8. A processing method executed by a computer, the method comprising:

generating, from a first image generated by capture using a first lens, a plurality of sample images being each associated with a partial region of the first image;

estimating a content for each of the sample images by using an estimation model, the estimation model being generated by training a second image generated by capture using a second lens differing in characteristic from the first lens and a label indicating a content of the second image;

estimating, based on the estimated content for each of the sample images, a relative positional relationship of a plurality of the sample images in the first image for learning; and

correcting a value of a parameter of the estimation model in response to the relative positional relationship being incorrect.

9. The processing method according to claim 8, wherein

the estimated content is presented as a label.

10. The processing method according to claim 8, wherein

the computer corrects a value of a parameter of the estimation model, based on a stochastic gradient descent method.

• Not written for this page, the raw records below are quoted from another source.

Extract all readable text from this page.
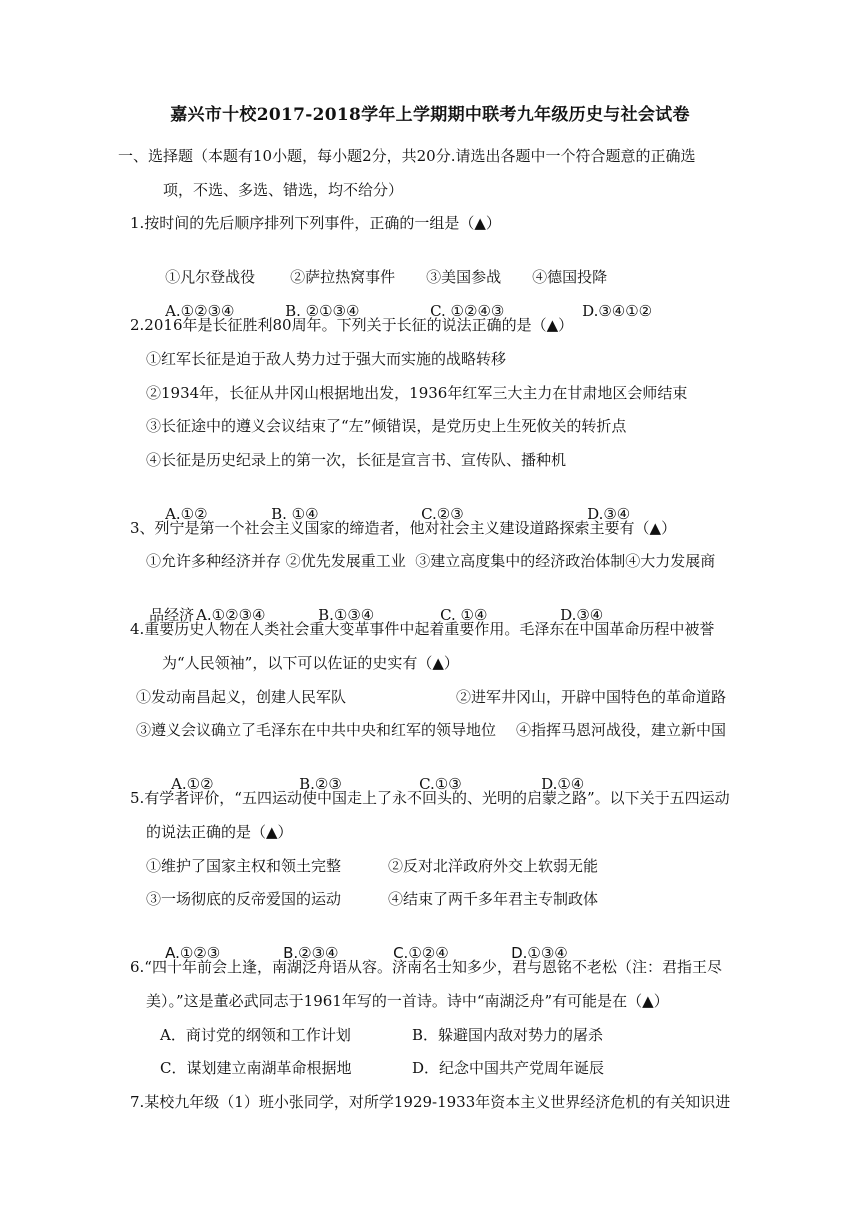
嘉兴市十校2017-2018学年上学期期中联考九年级历史与社会试卷
一、选择题（本题有10小题，每小题2分，共20分.请选出各题中一个符合题意的正确选
项，不选、多选、错选，均不给分）
1.按时间的先后顺序排列下列事件，正确的一组是（▲）

①凡尔登战役 ②萨拉热窝事件 ③美国参战 ④德国投降

A.①②③④	B. ②①③④	C. ①②④③	D.③④①②

2.2016年是长征胜利80周年。下列关于长征的说法正确的是（▲）
①红军长征是迫于敌人势力过于强大而实施的战略转移
②1934年，长征从井冈山根据地出发，1936年红军三大主力在甘肃地区会师结束
③长征途中的遵义会议结束了“左”倾错误，是党历史上生死攸关的转折点
④长征是历史纪录上的第一次，长征是宣言书、宣传队、播种机

A.①②	B. ①④	C.②③	D.③④

3、列宁是第一个社会主义国家的缔造者，他对社会主义建设道路探索主要有（▲）
①允许多种经济并存 ②优先发展重工业  ③建立高度集中的经济政治体制④大力发展商

品经济 A.①②③④	B.①③④	C. ①④	D.③④

4.重要历史人物在人类社会重大变革事件中起着重要作用。毛泽东在中国革命历程中被誉
为“人民领袖”，以下可以佐证的史实有（▲）
①发动南昌起义，创建人民军队	②进军井冈山，开辟中国特色的革命道路
③遵义会议确立了毛泽东在中共中央和红军的领导地位 ④指挥马恩河战役，建立新中国

A.①②	B.②③	C.①③	D.①④

5.有学者评价，“五四运动使中国走上了永不回头的、光明的启蒙之路”。以下关于五四运动
的说法正确的是（▲）
①维护了国家主权和领土完整	②反对北洋政府外交上软弱无能
③一场彻底的反帝爱国的运动	④结束了两千多年君主专制政体

A.①②③	B.②③④	C.①②④	D.①③④

6.“四十年前会上逢，南湖泛舟语从容。济南名士知多少，君与恩铭不老松（注：君指王尽
美）。”这是董必武同志于1961年写的一首诗。诗中“南湖泛舟”有可能是在（▲）
A．商讨党的纲领和工作计划	B．躲避国内敌对势力的屠杀
C．谋划建立南湖革命根据地	D．纪念中国共产党周年诞辰
7.某校九年级（1）班小张同学，对所学1929-1933年资本主义世界经济危机的有关知识进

11. The processing method according to claim 8, wherein

the computer iteratively executes the generating a plurality of sample images; the estimating a content for each of the sample images, the estimating the relative positional relationship of a plurality of the sample images, and the correcting the value of the parameter of the estimation model, until the estimation result of the relative positional relationship satisfies an end condition.

12. The processing method according to claim 8, wherein

the first lens is a fish-eye lens, and the second lens is a lens differing from a fish-eye lens.

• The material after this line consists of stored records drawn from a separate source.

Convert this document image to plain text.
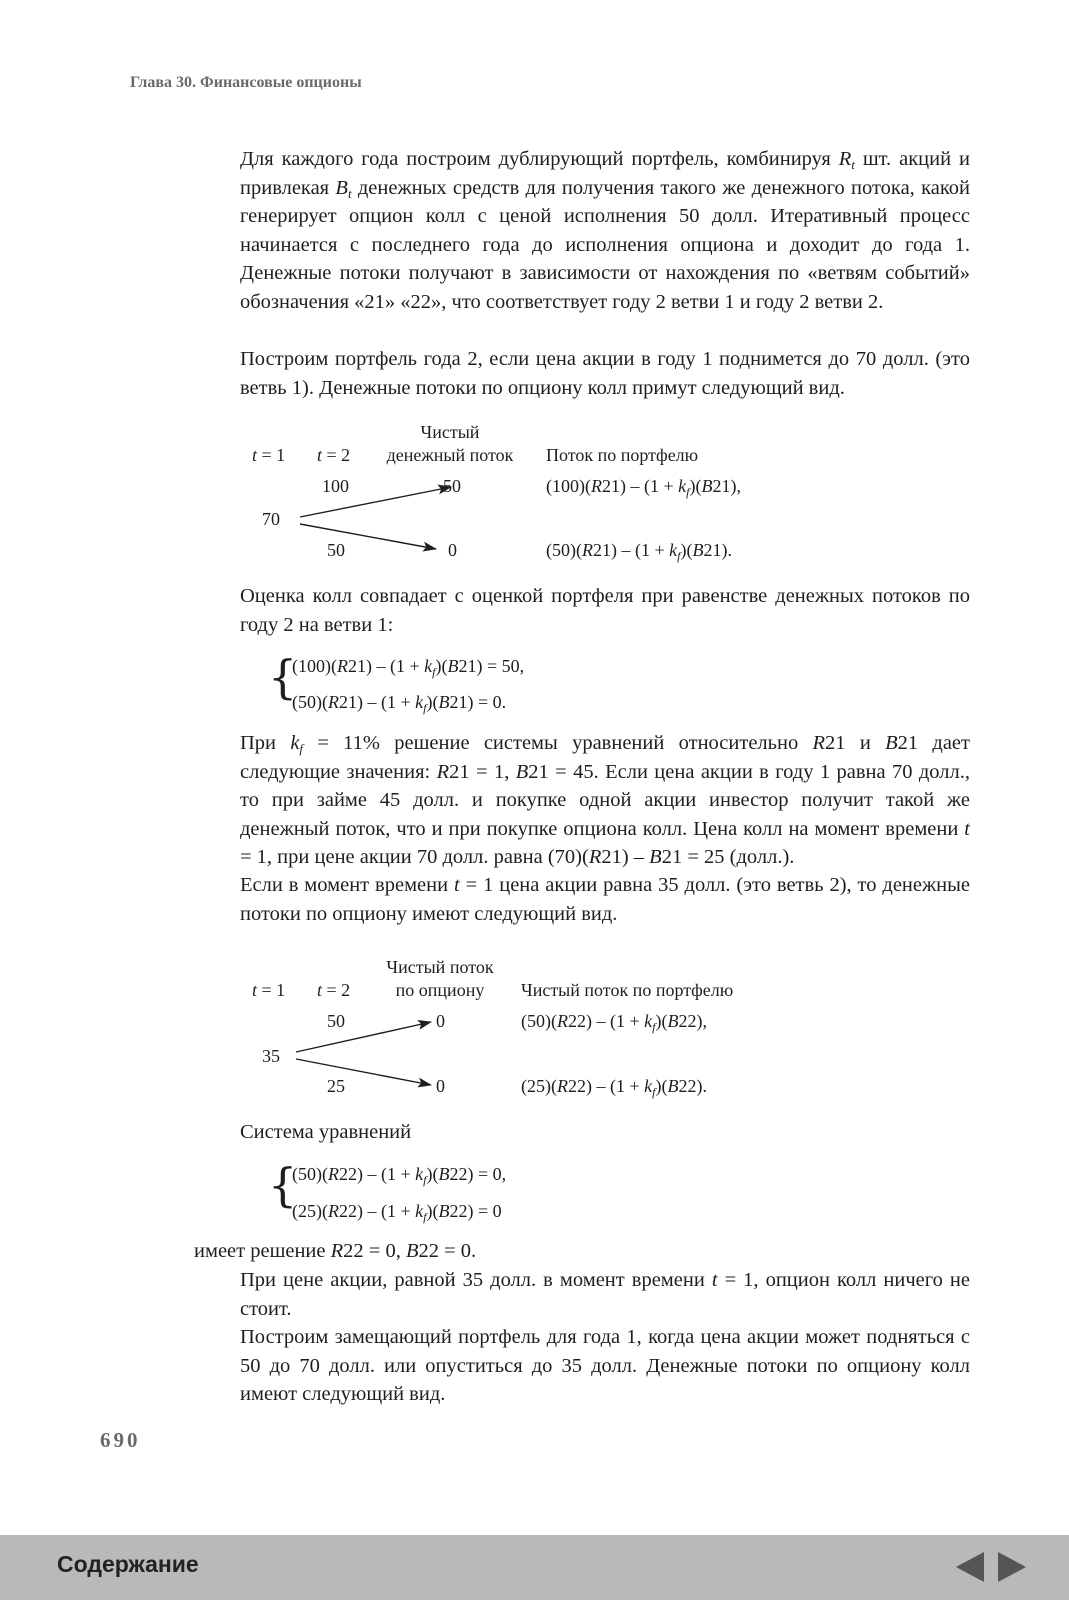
Глава 30. Финансовые опционы

Для каждого года построим дублирующий портфель, комбинируя $R_t$ шт. акций и привлекая $B_t$ денежных средств для получения такого же денежного потока, какой генерирует опцион колл с ценой исполнения 50 долл. Итеративный процесс начинается с последнего года до исполнения опциона и доходит до года 1. Денежные потоки получают в зависимости от нахождения по «ветвям событий» обозначения «21» «22», что соответствует году 2 ветви 1 и году 2 ветви 2.

Построим портфель года 2, если цена акции в году 1 поднимется до 70 долл. (это ветвь 1). Денежные потоки по опциону колл примут следующий вид.

Чистый
t = 1 t = 2	денежный поток	Поток по портфелю
100	50	$(100)(R21) - (1 + k_f)(B21)$,
70
50	0	$(50)(R21) - (1 + k_f)(B21)$.

Оценка колл совпадает с оценкой портфеля при равенстве денежных потоков по году 2 на ветви 1:

{
$(100)(R21) - (1 + k_f)(B21) = 50$,
$(50)(R21) - (1 + k_f)(B21) = 0$.

При $k_f = 11\%$ решение системы уравнений относительно R21 и B21 дает следующие значения: R21 = 1, B21 = 45. Если цена акции в году 1 равна 70 долл., то при займе 45 долл. и покупке одной акции инвестор получит такой же денежный поток, что и при покупке опциона колл. Цена колл на момент времени t = 1, при цене акции 70 долл. равна (70)(R21) – B21 = 25 (долл.).

Если в момент времени t = 1 цена акции равна 35 долл. (это ветвь 2), то денежные потоки по опциону имеют следующий вид.

Чистый поток
t = 1 t = 2	по опциону	Чистый поток по портфелю
50	0	$(50)(R22) - (1 + k_f)(B22)$,
35
25	0	$(25)(R22) - (1 + k_f)(B22)$.

Система уравнений

{
$(50)(R22) - (1 + k_f)(B22) = 0$,
$(25)(R22) - (1 + k_f)(B22) = 0$

имеет решение R22 = 0, B22 = 0.

При цене акции, равной 35 долл. в момент времени t = 1, опцион колл ничего не стоит.

Построим замещающий портфель для года 1, когда цена акции может подняться с 50 до 70 долл. или опуститься до 35 долл. Денежные потоки по опциону колл имеют следующий вид.

690
Содержание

13. The processing method according to claim 12, wherein

the computer extracts, as the sample image, a partial region in a panoramic image for learning resulting from plane development of the first image for learning generated by capture using a fish-eye lens.

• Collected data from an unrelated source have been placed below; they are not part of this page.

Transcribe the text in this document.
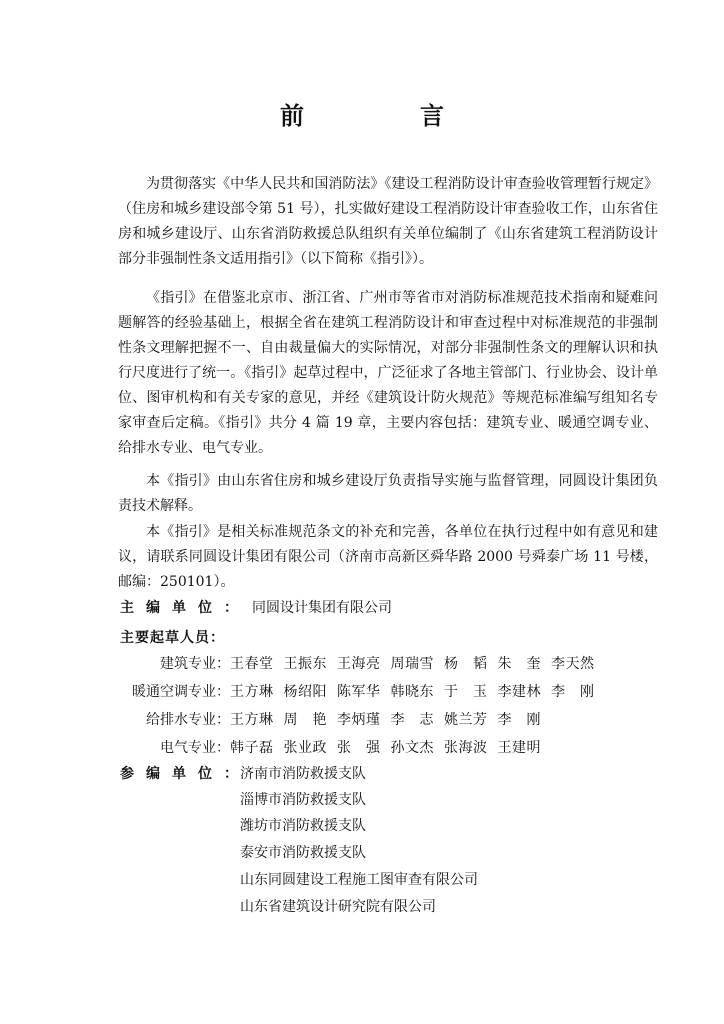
前　言

为贯彻落实《中华人民共和国消防法》《建设工程消防设计审查验收管理暂行规定》（住房和城乡建设部令第 51 号），扎实做好建设工程消防设计审查验收工作，山东省住房和城乡建设厅、山东省消防救援总队组织有关单位编制了《山东省建筑工程消防设计部分非强制性条文适用指引》（以下简称《指引》）。

《指引》在借鉴北京市、浙江省、广州市等省市对消防标准规范技术指南和疑难问题解答的经验基础上，根据全省在建筑工程消防设计和审查过程中对标准规范的非强制性条文理解把握不一、自由裁量偏大的实际情况，对部分非强制性条文的理解认识和执行尺度进行了统一。《指引》起草过程中，广泛征求了各地主管部门、行业协会、设计单位、图审机构和有关专家的意见，并经《建筑设计防火规范》等规范标准编写组知名专家审查后定稿。《指引》共分 4 篇 19 章，主要内容包括：建筑专业、暖通空调专业、给排水专业、电气专业。

本《指引》由山东省住房和城乡建设厅负责指导实施与监督管理，同圆设计集团负责技术解释。

本《指引》是相关标准规范条文的补充和完善，各单位在执行过程中如有意见和建议，请联系同圆设计集团有限公司（济南市高新区舜华路 2000 号舜泰广场 11 号楼，邮编：250101）。

主编单位： 同圆设计集团有限公司
主要起草人员：
建筑专业：王春堂 王振东 王海亮 周瑞雪 杨　韬 朱　奎 李天然
暖通空调专业：王方琳 杨绍阳 陈军华 韩晓东 于　玉 李建林 李　刚
给排水专业：王方琳 周　艳 李炳瑾 李　志 姚兰芳 李　刚
电气专业：韩子磊 张业政 张　强 孙文杰 张海波 王建明
参编单位：
济南市消防救援支队
淄博市消防救援支队
潍坊市消防救援支队
泰安市消防救援支队
山东同圆建设工程施工图审查有限公司
山东省建筑设计研究院有限公司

14. A non-transitory storage medium storing a program that causes a computer to:

generate, from a first image generated by capture using a first lens, a plurality of sample images being each associated with a partial region of the first image;

estimate a content for each of the sample images by using an estimation model, the estimation model being generated by training a second image generated by capture using a second lens differing in characteristic from the first lens and a label indicating a content of the second image;

estimate, based on the estimated content for each of the sample images, a relative positional relationship of a plurality of the sample images in the first image for learning; and

correct a value of a parameter of the estimation model in response to the relative positional relationship being incorrect.

15. The non-transitory storage medium according to claim 14, wherein

the estimated content is presented as a label.

16. The non-transitory storage medium according to claim 14, wherein

the program that causes the computer to execute the one or more instructions to correct a value of a parameter of the estimation model, based on a stochastic gradient descent method.

17. The non-transitory storage medium according to claim 14, wherein

the program that causes the computer to execute the one or more instructions to iteratively execute the generating a plurality of sample images; the estimating a content for each of the sample images, the estimating the relative positional relationship of a plurality of the sample images, and the correcting the value of the parameter of the estimation model, until the estimation result of the relative positional relationship satisfies an end condition.

18. The non-transitory storage medium according to claim 14, wherein

the first lens is a fish-eye lens, and the second lens is a lens differing from a fish-eye lens.

19. The non-transitory storage medium according to claim 18, wherein

the program that causes the computer to execute the one or more instructions to extract, as the sample image, a partial region in a panoramic image for learning resulting from plane development of the first image for learning generated by capture using a fish-eye lens.